Em teoria, o imobiliário deveria pagar um prémio de risco face ao risco do país expresso na yield da obrigação do estado português. Como se tem assumido que o imobiliário não tem risco, ou porque se considera que não se perde se não se vender (mantendo-se o imóvel) ou porque o passado recente apenas tem mostrado uma tendência de valorização, a teoria é questionada por um certo enviesamento dos investidores. No entanto, é claro que, no mínimo, deveria existir um prémio de risco associado à menor liquidez do imobiliário e ao risco associado ao mesmo. Se o prémio de risco das ações ronda geralmente os 4 a 6%, para o imobiliário, visto de forma agregada poderíamos assumir um prémio de risco inferior, mas ZERO!?
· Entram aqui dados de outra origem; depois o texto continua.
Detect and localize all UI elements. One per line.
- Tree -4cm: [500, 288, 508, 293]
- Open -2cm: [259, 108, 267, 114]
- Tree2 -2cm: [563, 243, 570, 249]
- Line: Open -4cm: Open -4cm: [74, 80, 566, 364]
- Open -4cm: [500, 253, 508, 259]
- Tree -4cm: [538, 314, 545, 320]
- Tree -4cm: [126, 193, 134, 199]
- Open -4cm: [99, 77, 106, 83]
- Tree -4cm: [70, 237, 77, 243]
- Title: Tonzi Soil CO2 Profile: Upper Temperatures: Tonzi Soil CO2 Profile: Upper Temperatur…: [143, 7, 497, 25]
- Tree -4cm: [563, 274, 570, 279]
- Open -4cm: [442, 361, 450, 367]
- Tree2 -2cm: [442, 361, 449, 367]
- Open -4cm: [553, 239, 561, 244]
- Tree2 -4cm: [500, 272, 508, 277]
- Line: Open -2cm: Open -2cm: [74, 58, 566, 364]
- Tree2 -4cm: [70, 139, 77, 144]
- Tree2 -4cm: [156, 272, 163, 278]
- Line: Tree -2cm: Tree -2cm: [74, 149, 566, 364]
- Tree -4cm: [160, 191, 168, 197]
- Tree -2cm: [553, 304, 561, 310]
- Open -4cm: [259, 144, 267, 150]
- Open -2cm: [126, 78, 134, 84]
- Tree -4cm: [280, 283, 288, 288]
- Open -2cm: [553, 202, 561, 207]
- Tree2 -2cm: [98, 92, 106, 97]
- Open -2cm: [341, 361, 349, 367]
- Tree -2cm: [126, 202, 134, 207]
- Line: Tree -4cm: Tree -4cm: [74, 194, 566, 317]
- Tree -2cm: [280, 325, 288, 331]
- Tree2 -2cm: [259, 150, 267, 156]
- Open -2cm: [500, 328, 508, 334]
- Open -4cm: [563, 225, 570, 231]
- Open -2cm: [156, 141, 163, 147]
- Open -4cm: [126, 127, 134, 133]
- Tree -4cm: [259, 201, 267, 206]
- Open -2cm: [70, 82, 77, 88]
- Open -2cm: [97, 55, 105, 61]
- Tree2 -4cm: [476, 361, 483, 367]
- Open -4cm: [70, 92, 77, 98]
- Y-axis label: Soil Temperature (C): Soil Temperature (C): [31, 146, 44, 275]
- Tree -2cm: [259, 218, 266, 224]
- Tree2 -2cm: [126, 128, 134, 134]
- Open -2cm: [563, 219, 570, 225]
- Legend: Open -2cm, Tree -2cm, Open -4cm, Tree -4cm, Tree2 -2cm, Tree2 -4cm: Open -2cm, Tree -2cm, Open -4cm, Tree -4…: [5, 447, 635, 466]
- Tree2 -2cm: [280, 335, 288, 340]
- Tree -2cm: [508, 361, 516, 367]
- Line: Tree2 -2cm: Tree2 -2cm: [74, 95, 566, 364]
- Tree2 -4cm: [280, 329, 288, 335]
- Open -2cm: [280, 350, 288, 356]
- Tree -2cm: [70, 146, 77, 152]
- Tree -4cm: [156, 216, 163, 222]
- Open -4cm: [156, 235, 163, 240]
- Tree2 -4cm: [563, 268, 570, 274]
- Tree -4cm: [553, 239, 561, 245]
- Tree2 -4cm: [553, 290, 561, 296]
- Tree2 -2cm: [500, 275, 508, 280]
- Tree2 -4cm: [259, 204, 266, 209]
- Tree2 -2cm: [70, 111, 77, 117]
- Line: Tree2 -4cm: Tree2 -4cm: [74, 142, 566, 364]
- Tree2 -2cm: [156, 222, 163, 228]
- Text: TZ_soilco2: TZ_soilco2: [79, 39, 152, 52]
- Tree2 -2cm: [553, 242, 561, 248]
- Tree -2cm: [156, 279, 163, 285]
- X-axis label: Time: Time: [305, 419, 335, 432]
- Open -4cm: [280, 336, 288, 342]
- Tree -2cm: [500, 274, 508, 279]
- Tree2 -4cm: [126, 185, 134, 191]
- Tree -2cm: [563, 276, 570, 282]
Um outro fator de maior complexidade de análise é a relação do imobiliário com a inflação. Não vamos explorar esta via, mas podemos avançar que a proteção que o imobiliário dá face à inflação poderá, neste período, estar muito associada às políticas expansionistas dos bancos centrais e a forma como estes distorceram os riscos, ou seja, pode já ter ocorrido o efeito de inflação no imobiliário antes de se ter iniciado o ciclo inflacionista atual nos índices de preços dos consumidores.
Esta parte da análise (imobiliário) é muito genérica e poderá não se aplicar a alguns casos em concreto, especialmente caso se trate de nichos de mercado (p.e.: muitas vezes o imobiliário de luxo valoriza em períodos de crise, enquanto a generalidade sofre um ajuste de preço).